3. Finally, download the completed file via `download_order_data`, or use the raw inputs with tools like `get_energy_yield_estimate` to run calculations.

## Frequently Asked Questions

**What types of wind and solar data are available?**
DNV Renewables provides over 40 climate datasets including: Mesoscale wind data (global and regional), Solar irradiance (GHI, DNI, DHI), Reanalysis datasets (ERA5, MERRA-2), Global wind energy atlas, Temperature, pressure, humidity, and more. Data covers onshore and offshore locations worldwide with time series from 1980s to present.

**How do I get an API token for DNV Renewables?**
Visit the DNV Renewables platform and contact your DNV account manager or visit the EMD/DNV Renewables website to request API access. Once your account is provisioned, you'll receive an API access token from your account dashboard. This token authenticates your requests and is linked to your subscription plan.

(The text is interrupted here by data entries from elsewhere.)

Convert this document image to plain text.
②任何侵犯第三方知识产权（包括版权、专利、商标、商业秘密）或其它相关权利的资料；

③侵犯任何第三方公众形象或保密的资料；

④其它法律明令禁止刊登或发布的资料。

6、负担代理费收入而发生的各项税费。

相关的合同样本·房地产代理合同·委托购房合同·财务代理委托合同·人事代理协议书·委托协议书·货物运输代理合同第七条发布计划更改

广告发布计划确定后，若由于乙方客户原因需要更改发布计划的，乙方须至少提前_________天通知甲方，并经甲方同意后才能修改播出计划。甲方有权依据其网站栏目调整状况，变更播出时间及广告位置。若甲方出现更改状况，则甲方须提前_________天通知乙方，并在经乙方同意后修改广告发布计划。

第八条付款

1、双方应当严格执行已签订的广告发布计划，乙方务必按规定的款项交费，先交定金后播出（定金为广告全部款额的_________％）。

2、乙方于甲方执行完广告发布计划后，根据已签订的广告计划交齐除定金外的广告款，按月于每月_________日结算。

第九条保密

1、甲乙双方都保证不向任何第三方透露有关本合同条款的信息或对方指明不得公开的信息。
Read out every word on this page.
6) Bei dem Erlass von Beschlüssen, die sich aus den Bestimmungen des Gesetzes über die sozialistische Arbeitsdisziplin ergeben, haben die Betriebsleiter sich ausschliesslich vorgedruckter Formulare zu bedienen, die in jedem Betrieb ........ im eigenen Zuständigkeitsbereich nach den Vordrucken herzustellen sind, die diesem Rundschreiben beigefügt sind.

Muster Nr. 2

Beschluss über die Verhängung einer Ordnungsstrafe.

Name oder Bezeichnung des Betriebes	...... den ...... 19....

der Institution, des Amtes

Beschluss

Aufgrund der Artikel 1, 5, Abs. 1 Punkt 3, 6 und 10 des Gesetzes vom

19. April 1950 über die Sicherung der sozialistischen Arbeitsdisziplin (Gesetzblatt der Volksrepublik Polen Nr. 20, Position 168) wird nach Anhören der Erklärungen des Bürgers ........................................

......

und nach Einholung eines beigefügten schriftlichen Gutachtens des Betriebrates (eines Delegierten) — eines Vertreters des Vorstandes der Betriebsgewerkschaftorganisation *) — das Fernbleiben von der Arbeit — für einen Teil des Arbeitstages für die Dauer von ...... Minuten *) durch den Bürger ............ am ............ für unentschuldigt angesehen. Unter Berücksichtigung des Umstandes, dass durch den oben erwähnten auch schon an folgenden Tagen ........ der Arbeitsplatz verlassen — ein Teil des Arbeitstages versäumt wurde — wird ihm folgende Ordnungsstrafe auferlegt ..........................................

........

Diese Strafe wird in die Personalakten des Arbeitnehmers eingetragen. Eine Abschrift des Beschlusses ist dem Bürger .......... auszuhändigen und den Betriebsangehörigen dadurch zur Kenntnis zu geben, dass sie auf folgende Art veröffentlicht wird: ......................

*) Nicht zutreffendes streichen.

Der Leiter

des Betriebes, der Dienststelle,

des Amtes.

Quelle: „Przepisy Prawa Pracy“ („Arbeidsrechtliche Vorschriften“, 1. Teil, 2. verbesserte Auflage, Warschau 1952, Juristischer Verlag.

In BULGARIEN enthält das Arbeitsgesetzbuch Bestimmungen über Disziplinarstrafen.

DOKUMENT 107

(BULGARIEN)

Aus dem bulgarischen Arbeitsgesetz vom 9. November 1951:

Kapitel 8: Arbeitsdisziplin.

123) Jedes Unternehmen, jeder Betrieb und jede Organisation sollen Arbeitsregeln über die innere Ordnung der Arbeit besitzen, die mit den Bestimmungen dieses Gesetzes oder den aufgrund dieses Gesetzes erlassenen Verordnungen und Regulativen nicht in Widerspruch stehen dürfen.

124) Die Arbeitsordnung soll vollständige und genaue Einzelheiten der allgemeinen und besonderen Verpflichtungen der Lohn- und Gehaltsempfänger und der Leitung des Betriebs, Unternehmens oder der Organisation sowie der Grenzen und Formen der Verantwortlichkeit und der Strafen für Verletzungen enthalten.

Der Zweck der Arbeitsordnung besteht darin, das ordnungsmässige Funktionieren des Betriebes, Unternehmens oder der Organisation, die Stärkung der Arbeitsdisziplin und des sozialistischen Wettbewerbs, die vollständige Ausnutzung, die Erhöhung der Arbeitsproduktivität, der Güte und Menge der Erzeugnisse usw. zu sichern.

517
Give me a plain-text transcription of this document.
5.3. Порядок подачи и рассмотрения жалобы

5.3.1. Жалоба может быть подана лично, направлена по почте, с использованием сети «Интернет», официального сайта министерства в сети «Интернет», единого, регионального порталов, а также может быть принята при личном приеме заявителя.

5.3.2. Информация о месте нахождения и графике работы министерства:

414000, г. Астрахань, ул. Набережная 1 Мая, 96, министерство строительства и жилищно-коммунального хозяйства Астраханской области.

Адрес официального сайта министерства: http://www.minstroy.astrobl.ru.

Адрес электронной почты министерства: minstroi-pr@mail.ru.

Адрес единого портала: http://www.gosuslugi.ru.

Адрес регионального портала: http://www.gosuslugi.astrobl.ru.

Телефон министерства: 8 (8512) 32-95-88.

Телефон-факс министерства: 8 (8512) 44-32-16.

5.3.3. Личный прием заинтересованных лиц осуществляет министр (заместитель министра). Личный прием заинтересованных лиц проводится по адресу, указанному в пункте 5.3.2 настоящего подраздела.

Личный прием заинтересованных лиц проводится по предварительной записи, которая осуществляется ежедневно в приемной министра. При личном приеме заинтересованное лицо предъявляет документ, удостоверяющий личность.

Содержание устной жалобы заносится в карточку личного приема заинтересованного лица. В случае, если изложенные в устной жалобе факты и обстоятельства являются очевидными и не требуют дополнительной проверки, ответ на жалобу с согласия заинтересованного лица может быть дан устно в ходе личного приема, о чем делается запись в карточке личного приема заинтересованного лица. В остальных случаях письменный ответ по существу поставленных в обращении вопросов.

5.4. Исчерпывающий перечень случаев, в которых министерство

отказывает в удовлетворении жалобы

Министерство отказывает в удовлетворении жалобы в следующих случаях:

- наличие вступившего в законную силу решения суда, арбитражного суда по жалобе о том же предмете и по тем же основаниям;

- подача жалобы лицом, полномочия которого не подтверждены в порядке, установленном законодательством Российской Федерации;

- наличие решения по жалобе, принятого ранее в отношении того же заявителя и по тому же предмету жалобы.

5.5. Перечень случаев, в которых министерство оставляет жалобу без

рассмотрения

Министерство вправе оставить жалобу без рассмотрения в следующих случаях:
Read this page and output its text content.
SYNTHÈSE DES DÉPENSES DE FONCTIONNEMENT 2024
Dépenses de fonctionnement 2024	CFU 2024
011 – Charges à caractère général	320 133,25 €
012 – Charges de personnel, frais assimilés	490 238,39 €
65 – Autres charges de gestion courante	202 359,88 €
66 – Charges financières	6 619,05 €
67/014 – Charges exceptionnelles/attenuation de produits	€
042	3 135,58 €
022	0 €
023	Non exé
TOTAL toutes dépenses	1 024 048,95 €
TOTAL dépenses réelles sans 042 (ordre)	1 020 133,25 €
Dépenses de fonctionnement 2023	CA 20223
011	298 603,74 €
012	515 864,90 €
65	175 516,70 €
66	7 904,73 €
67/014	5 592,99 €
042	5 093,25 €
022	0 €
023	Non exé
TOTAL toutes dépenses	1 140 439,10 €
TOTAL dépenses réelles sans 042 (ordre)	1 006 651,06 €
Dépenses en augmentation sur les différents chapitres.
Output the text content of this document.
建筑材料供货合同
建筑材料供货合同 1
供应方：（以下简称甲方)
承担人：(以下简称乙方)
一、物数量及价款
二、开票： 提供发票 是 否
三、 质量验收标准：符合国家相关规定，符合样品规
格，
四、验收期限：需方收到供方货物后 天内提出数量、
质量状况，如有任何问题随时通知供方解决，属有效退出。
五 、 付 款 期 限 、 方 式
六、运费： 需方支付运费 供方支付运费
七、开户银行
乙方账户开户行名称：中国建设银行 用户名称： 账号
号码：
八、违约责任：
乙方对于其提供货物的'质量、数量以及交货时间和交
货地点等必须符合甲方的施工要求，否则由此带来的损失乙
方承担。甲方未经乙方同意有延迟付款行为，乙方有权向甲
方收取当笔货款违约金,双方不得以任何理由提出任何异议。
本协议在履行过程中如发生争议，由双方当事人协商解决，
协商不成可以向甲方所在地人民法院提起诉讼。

**How does the data ordering process work?**
The data ordering process is: 1) Check availability for your location, 2) Place an order with dataset, coordinates, and time period, 3) Wait ~30 seconds for processing, 4) Check order status until 'success', 5) Download the generated time series file. Note: Download links expire after 12 hours, so download promptly. Rate limit is 10 orders per 10 minutes.

**What is mesoscale climate data and why is it useful?**
Mesoscale climate data comes from numerical weather prediction models that simulate atmospheric conditions at regional scales (typically 1-50 km resolution). Unlike single-point measurements, mesoscale data provides spatially consistent, long-term time series essential for renewable energy resource assessment. It's used for wind farm siting, solar project planning, and long-term energy yield analysis because it captures multi-decadal climate patterns that short-term measurements miss.

**How can I confirm if a dataset is actually available at my specific site using `locate_data_nodes`?**
It shows the precise geographic coverage and data nodes for any dataset. This function tells you exactly where the model was trained or measured, preventing you from ordering data for an area outside its spatial resolution.

**What happens if I run `get_order_status` and my file is ready to download?**
The status confirms success and provides a temporary URL for the completed file. Remember, these files auto-delete after twelve hours; you need to use `download_order_data` quickly.

**Before I place an order using `place_data_order`, should I run `check_data_availability` first?**
Yes, always check availability first. Running this function verifies the necessary variables and time periods for your specific location before you waste credits on a full data order.

**Does `get_wind_resource_data` cover both onshore and offshore wind sites globally?**
It covers global resources for both onshore and offshore locations. However, remember that accurate results require very specific latitude and longitude coordinates to pinpoint the exact site conditions.